Ireland Is on the Ballot in Pennsylvania
Threats to the Good Friday Agreement—and culture wars—make this a critical constituency in a swing state.
Nearly 100 years ago, Irish Americans formed the bedrock of the New Deal-era Democratic Party. Today, they’re up for grabs. And in a swing state like Pennsylvania, that matters—a lot.
Nearly 100 years ago, Irish Americans formed the bedrock of the New Deal-era Democratic Party. Today, they’re up for grabs. And in a swing state like Pennsylvania, that matters—a lot.
Ireland hasn’t really been on the ballot since the 1990s, when decades of violence were put to rest by the Good Friday Agreement in 1998. Now, the fate of Northern Ireland’s tenuous peace process is again in question, thanks to the British government’s decision to rewrite its divorce agreement with the European Union, threatening a return to checkpoints and a hard border between Northern Ireland—which is part of the United Kingdom—and the Republic of Ireland—which is part of the EU.
“People are probably paying attention to [the Northern Ireland issue] now more than at any point since the peace process in the mid-to-late 1990s,” said Rep. Brendan Boyle, a third-term Democrat who represents a district in the Philadelphia area.
In a state like Pennsylvania, where President Donald Trump beat Hillary Clinton by a few thousand votes four years ago, a fraction of the Irish vote could be decisive.
“Of the swing states, Pennsylvania would be the one that the Irish would have the most influence,” said Stella O’Leary, the president of the Irish American Democrats, a political action committee.
Ireland used to play an outsized role in U.S. politics. The Kennedy political dynasty ensured that Ireland was front and center on the national stage, while some leading politicians, including Republican Rep. Peter King, expressed strong sympathies for the Provisional Irish Republican Army (IRA) during the Troubles. The FBI also had its hands full in the 1980s as it sought to thwart efforts by Boston mobsters to ship arms to the IRA.
Though Irish America’s political influence has since waned considerably, the Brexit train wreck has shifted attention during this election cycle, and many Irish Americans are concerned about its potential impact on Ireland.
“Irish issues don’t necessarily animate all Irish Americans,” Boyle said. “But for a certain segment of Irish American voters in my district, it is enormously important.”
More than 16 percent of Pennsylvania’s population claims Irish ancestry—higher than the national average—and for many of those voters, warnings from experts have been eye-catching. Economists generally agree that Brexit could have a negative effect on the Irish economy as a whole, and political scientists warn that it threatens to undo the fragile peace Northern Ireland has grown into over the past two decades.

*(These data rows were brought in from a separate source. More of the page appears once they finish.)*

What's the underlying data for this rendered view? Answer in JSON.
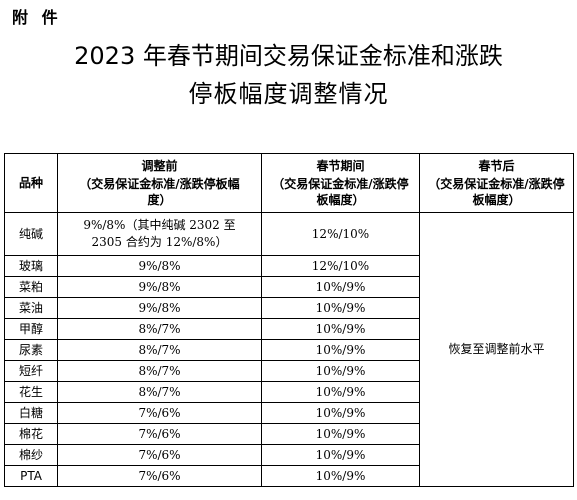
{
  "attachment_label": "附 件",
  "title_line1": "2023 年春节期间交易保证金标准和涨跌",
  "title_line2": "停板幅度调整情况",
  "table": {
    "headers": {
      "col1": "品种",
      "col2_main": "调整前",
      "col2_sub": "（交易保证金标准/涨跌停板幅度）",
      "col3_main": "春节期间",
      "col3_sub": "（交易保证金标准/涨跌停板幅度）",
      "col4_main": "春节后",
      "col4_sub": "（交易保证金标准/涨跌停板幅度）"
    },
    "after_value": "恢复至调整前水平",
    "rows": [
      {
        "name": "纯碱",
        "before": "9%/8%（其中纯碱 2302 至 2305 合约为 12%/8%）",
        "during": "12%/10%"
      },
      {
        "name": "玻璃",
        "before": "9%/8%",
        "during": "12%/10%"
      },
      {
        "name": "菜粕",
        "before": "9%/8%",
        "during": "10%/9%"
      },
      {
        "name": "菜油",
        "before": "9%/8%",
        "during": "10%/9%"
      },
      {
        "name": "甲醇",
        "before": "8%/7%",
        "during": "10%/9%"
      },
      {
        "name": "尿素",
        "before": "8%/7%",
        "during": "10%/9%"
      },
      {
        "name": "短纤",
        "before": "8%/7%",
        "during": "10%/9%"
      },
      {
        "name": "花生",
        "before": "8%/7%",
        "during": "10%/9%"
      },
      {
        "name": "白糖",
        "before": "7%/6%",
        "during": "10%/9%"
      },
      {
        "name": "棉花",
        "before": "7%/6%",
        "during": "10%/9%"
      },
      {
        "name": "棉纱",
        "before": "7%/6%",
        "during": "10%/9%"
      },
      {
        "name": "PTA",
        "before": "7%/6%",
        "during": "10%/9%"
      }
    ]
  }
}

Democrats have leapt into the breach, as they did in the 1990s. Former President Bill Clinton famously diverged from long-standing Washington orthodoxy on Northern Ireland in the 1990s and took an active part in the peace process, going over the heads of irate British officials and cementing the party’s role as Irish America’s standard-bearer.
Joe Biden, the Democratic nominee for president, is a Pennsylvania native who descends from Irish Catholic immigrants, as he touted in the first—and perhaps last—presidential debate on Sept. 29. House Speaker Nancy Pelosi warned the U.K. that threatening peace in Northern Ireland would kill the chance of any trade deal with the United States. Rep. Richard Neal, a Massachusetts Democrat who chairs the House Ways and Means Committee, which must sign off on any trade deal, has said the same, as has Biden.

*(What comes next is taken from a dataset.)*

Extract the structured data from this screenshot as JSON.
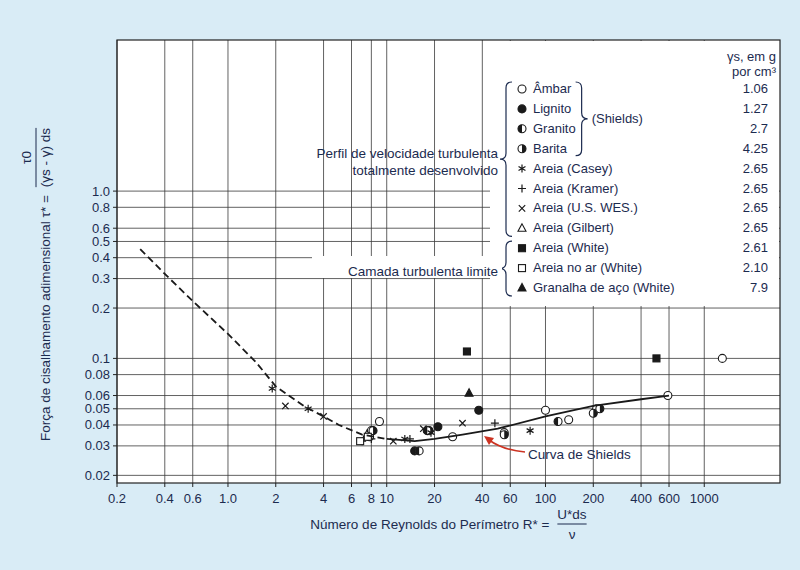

“An awful lot of people associate their Irishness with the Democratic Party,” O’Leary said.
By contrast, Trump has taken little interest in Ireland. It took him until early this year to appoint former White House Chief of Staff Mick Mulvaney as the U.S. special envoy to Northern Ireland, a position established during the Good Friday negotiations to copper-fasten the U.S. role in Northern Ireland. Meanwhile, Trump has consistently praised Britain’s effort to withdraw from the EU and has stopped well short of matching Democrats’ condemnation of London’s recent efforts to abrogate the withdrawal agreement.

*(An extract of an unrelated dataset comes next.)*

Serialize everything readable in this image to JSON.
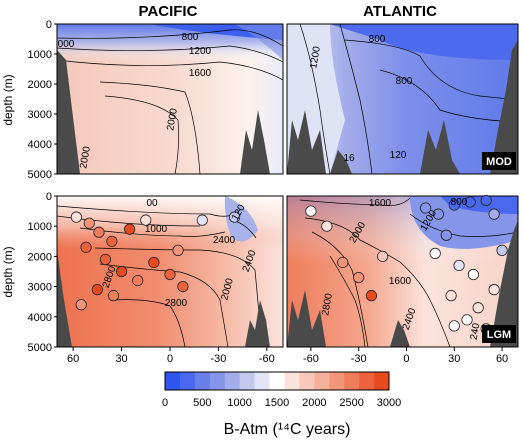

But Republicans do have some key advantages—like the culture wars.
Irish Americans “are all more conservative than the Irish,” O’Leary said. “We’re severely divided at the moment over that abortion issue.” For many urban and suburban Irish Americans, especially in Pennsylvania, Trump’s purported social conservatism aligns more closely with their immediate concerns, and his ambivalence toward Ireland is not a deal breaker.
That’s why the Trump campaign is focusing almost solely on domestic issues to court the Irish American vote. In a press statement announcing the launch of the Irish Americans for Trump political group, the campaign said the president’s reelection would ensure “four more years of historic job creation, lower taxes, and putting America first.” For many working-class Irish Americans with only vestigial links to Ireland, that resonates a lot more than Trump’s stance on Brexit or the Good Friday Agreement.
Still, for those voters who do prioritize the United States’ relationship with Ireland, the country’s sudden relevance could be a game-changer.
“I think this is an important constituency,” Boyle said, “and I’m glad that the Biden campaign is paying attention to it.”